One of the most sophisticated engineering hubs in Europe will be located on the ITER site. The Poloidal Field (PF) coils facility will house the tooling to manufacture some of the most powerful magnets deployed in a fusion device. A range of bespoke equipment, heavy cranes, vacuum chambers and assembly stations will be developed to fabricate the magnetic coils that will maintain the shape and stability of the ITER plasma. Due to their impressive diameter and weight, four out of the six coils will be produced in the facility, and the remaining two will be delivered to the site to be tested.
Fusion for Energy (F4E) has signed a contract with a consortium formed by ELYTT ENERGY, ALSYOM and SEIV for the supply of the handling and impregnation tooling required for the production of the PF coil magnets. The works will be completed in eight years and their value will be in the range of 30 million EUR. Johannes Schwemmer, F4E Director, explained that “This contract opens a brand new chapter for the European contribution to ITER magnets. The solid expertise of our contractors in the fields of engineering will be deployed to help us manufacture magnets of unprecedented size and complexity”. For Julio Lucas, Technical Director of ELYTT ENERGY, “This contract is a milestone for our company supplying high technology components and services. Together with our collaborators, we feel very proud and honoured that our work is going to contribute to the development of a future inexhaustible energy source for all mankind”.
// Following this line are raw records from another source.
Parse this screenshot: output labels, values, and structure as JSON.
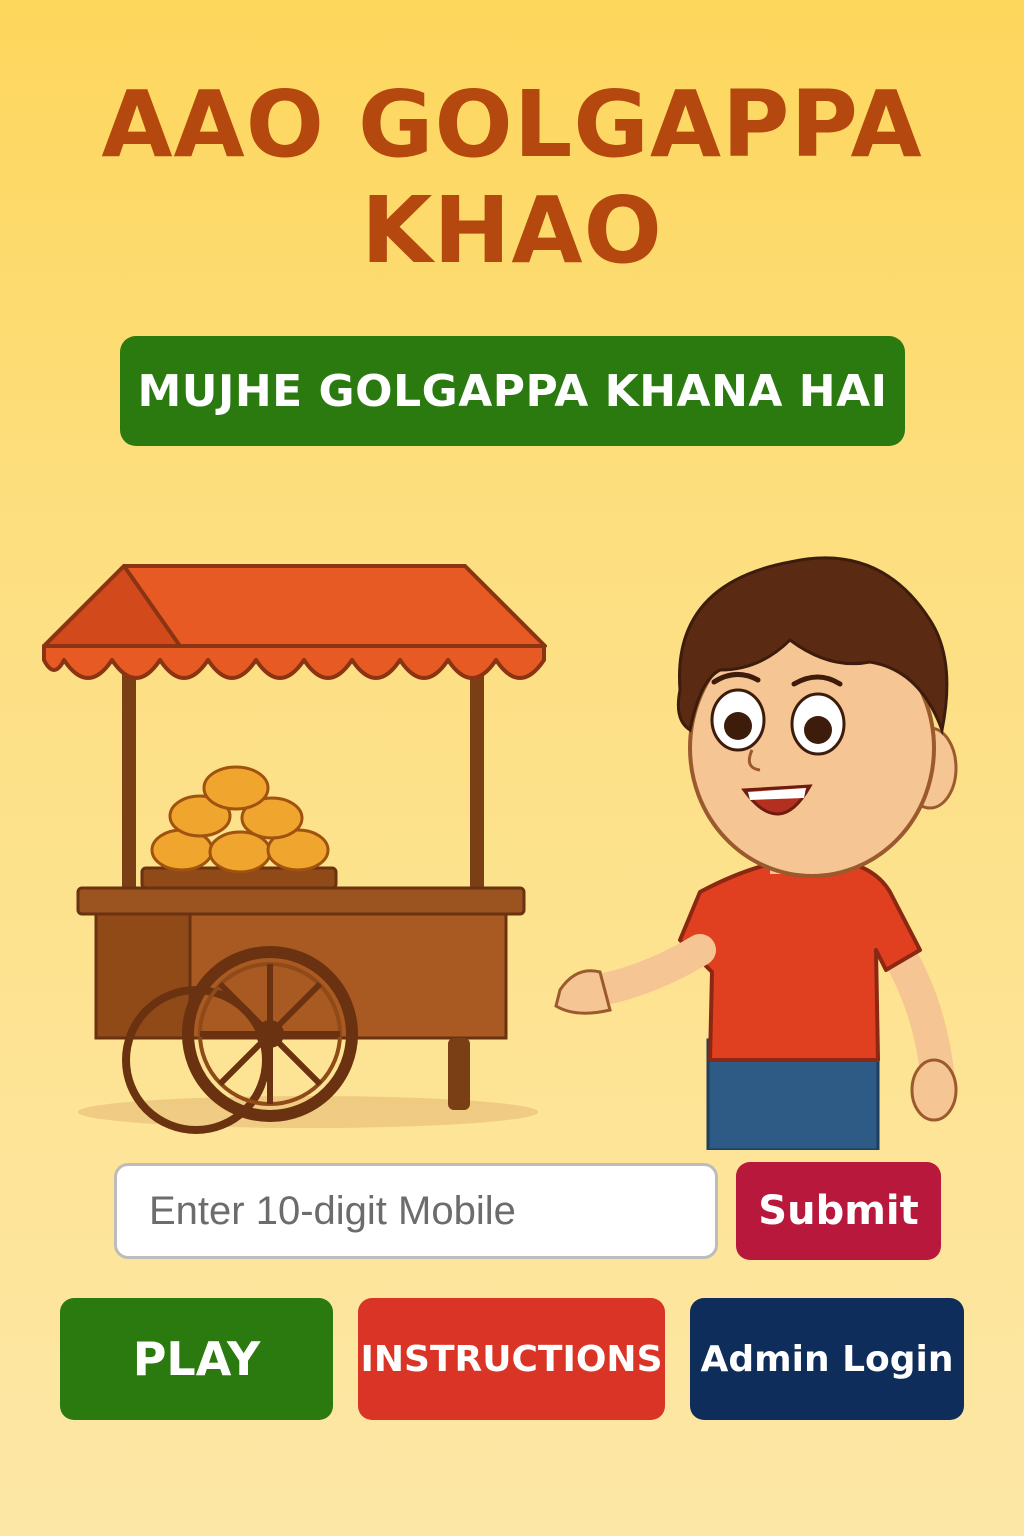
{
  "header": {
    "title_line1": "AAO GOLGAPPA",
    "title_line2": "KHAO"
  },
  "banner": {
    "label": "MUJHE GOLGAPPA KHANA HAI"
  },
  "form": {
    "mobile_placeholder": "Enter 10-digit Mobile",
    "submit_label": "Submit"
  },
  "actions": {
    "play_label": "PLAY",
    "instructions_label": "INSTRUCTIONS",
    "admin_label": "Admin Login"
  },
  "colors": {
    "title": "#b5480f",
    "banner": "#2a7a10",
    "submit": "#b8183c",
    "play": "#2a7a10",
    "instructions": "#d93425",
    "admin": "#0f2d5b"
  },
  "illustration": {
    "icons": [
      "golgappa-cart-icon",
      "happy-boy-icon"
    ]
  }
}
The ITER Poloidal Field coils facility
The construction of the PF coils facility has been financed and delivered by F4E through a contract signed with the consortium of Spie batignolles, Omega Concept and Setec. The facility is approximately 250 metres long, 45 metres wide and 17 metres high. It includes regular services (HVAC, electrical, piping), two large cranes (one standard crane with a capacity of 25 tonnes and another crane especially adapted with a capacity of 40 tonnes), offices, technical rooms and workshop space. Parking and two docking areas for the unloading and temporary placement of coils are also envisaged. The building offers sufficient space to carry out all the steps of coil manufacturing: winding, impregnation, stacking and cold testing. It has the capacity to host around 80 people.
The scope of the contract
Initially through this contract, design and manufacturing studies will be carried out to develop the design. Then, the tooling will be manufactured and tested by the contractors, before being finally shipped, assembled, commissioned and tested at the premises of the PF coils facility. Mechanical equipment will be developed that will lift, insulate and stack the layers of conductor. The impregnation tooling will conclude the electrical insulation of the coils by applying a vacuum, followed by injecting and then curing resin in the coil. Last but not least, a gantry crane able to lift a load of 400 tonnes will be installed together with a set of stations for the final assembly of the coils.
How will the ITER Poloidal Field Coils be manufactured?
Once the 1 100 tonnes of the stainless steel clad niobium titanium conductor arrive on the ITER site, in order to manufacture the European coils, they will progressively move from the external storage area to the manufacturing hub, where the winding and vacuum impregnation processes will be carried out. During the moulding stage, epoxy resin will be uniformly applied to help the layers of the conductor to bond tightly in order to create a coil known as double pancake. Then, a second impregnation process will take place to bond the stack of the double pancakes to form one complete massive coil. The diameter of the largest PF coil is around 25 metres and their weights vary between 200 and 400 tonnes.